Basic analysis and plotting of geodata with Python¶
In this hands-on lesson, we are going to use this notebook as a guide to explore, analyze and plot data from the Airports dataset from Natural Earth. For each step in this process, we are going to write code together to acheive some goals:
Read and explore the Airports dataset
Group airports by country and report the top 10 countries with the most airports
Input a 2-digit country code and return a list of airports in it
Answer the question, “How many countries have only one airport?”
Report the proportion of airports in the Southern vs. Northern hemisphere
Find the furthest south and north airports by latitude
Create a custom “hemisphere” column based on conditional statement
Plot all airports and per hemisphere
Step 1: Read and explore the Airports dataset¶
Our first step is to import libraries we’ll need to read in and explore the airports dataset. Hit shift+Enter to run the cell below and import the libraries.
import pandas as pd import matplotlib.pyplot as plt import seaborn as sns import numpy as np import matplotlib.colors
Next, let’s read in the airports_edit.csv file and store it as a DataFrame called “df”. Pandas has a built-in function for reading in csv files called, read_csv(). Fill in the blanks to read in and store the dataset as df.

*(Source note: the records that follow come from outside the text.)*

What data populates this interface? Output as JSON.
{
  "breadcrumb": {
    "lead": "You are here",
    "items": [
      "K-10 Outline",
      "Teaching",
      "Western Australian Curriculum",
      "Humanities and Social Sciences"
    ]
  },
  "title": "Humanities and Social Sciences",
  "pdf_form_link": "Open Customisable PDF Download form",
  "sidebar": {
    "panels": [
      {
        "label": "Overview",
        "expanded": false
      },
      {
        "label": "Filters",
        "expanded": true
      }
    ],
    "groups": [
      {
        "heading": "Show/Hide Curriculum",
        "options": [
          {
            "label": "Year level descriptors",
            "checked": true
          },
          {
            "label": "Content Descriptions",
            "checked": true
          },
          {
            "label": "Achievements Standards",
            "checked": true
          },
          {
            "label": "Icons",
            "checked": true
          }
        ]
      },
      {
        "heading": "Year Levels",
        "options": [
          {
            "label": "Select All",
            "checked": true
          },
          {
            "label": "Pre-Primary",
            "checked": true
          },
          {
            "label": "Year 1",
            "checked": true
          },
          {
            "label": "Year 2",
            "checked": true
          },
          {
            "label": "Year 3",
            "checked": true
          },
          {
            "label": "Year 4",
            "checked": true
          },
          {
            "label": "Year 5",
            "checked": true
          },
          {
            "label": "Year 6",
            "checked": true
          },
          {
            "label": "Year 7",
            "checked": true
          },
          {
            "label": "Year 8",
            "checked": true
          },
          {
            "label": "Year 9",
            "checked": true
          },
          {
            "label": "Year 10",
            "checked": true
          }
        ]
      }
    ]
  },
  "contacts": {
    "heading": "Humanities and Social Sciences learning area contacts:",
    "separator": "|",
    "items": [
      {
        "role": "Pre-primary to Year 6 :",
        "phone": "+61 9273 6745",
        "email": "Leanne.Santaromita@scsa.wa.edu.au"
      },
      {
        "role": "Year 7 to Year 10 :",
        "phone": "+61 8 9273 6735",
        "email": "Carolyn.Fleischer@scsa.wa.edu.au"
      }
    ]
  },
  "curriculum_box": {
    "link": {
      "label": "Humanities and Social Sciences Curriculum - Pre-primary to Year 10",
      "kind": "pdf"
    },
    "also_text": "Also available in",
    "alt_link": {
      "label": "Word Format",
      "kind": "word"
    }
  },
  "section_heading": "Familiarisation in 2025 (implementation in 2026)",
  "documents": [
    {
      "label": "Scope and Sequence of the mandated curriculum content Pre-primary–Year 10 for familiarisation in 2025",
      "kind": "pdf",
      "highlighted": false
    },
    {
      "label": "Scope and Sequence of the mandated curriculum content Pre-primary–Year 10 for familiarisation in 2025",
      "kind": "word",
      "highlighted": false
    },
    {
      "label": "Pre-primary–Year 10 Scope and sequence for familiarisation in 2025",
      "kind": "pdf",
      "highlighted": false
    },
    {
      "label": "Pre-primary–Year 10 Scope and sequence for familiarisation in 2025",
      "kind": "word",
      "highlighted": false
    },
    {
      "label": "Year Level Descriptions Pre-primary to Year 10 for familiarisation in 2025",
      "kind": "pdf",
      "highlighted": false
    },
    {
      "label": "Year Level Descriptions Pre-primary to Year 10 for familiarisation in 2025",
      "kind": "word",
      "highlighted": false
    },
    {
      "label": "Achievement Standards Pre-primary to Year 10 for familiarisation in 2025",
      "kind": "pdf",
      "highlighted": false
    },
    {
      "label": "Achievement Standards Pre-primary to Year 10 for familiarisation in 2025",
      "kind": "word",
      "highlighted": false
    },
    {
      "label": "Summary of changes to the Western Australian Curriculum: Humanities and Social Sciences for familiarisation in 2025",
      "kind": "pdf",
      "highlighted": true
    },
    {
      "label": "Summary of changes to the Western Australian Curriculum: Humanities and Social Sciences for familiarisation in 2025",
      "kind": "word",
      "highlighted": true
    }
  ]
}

df = pd.read_csv("airports_edit.csv")
There are several tools to explore the dataset with pandas, like .head(), .shape() and .info() which can all be written either in combination with print statements or on their own, attached to the df DataFrame we just created to give us some quick information about its size, attributes and contents. Run the df.head() cell below, then try writing commands for .shape() and .info(). Hint: with these two, you will need a print statement.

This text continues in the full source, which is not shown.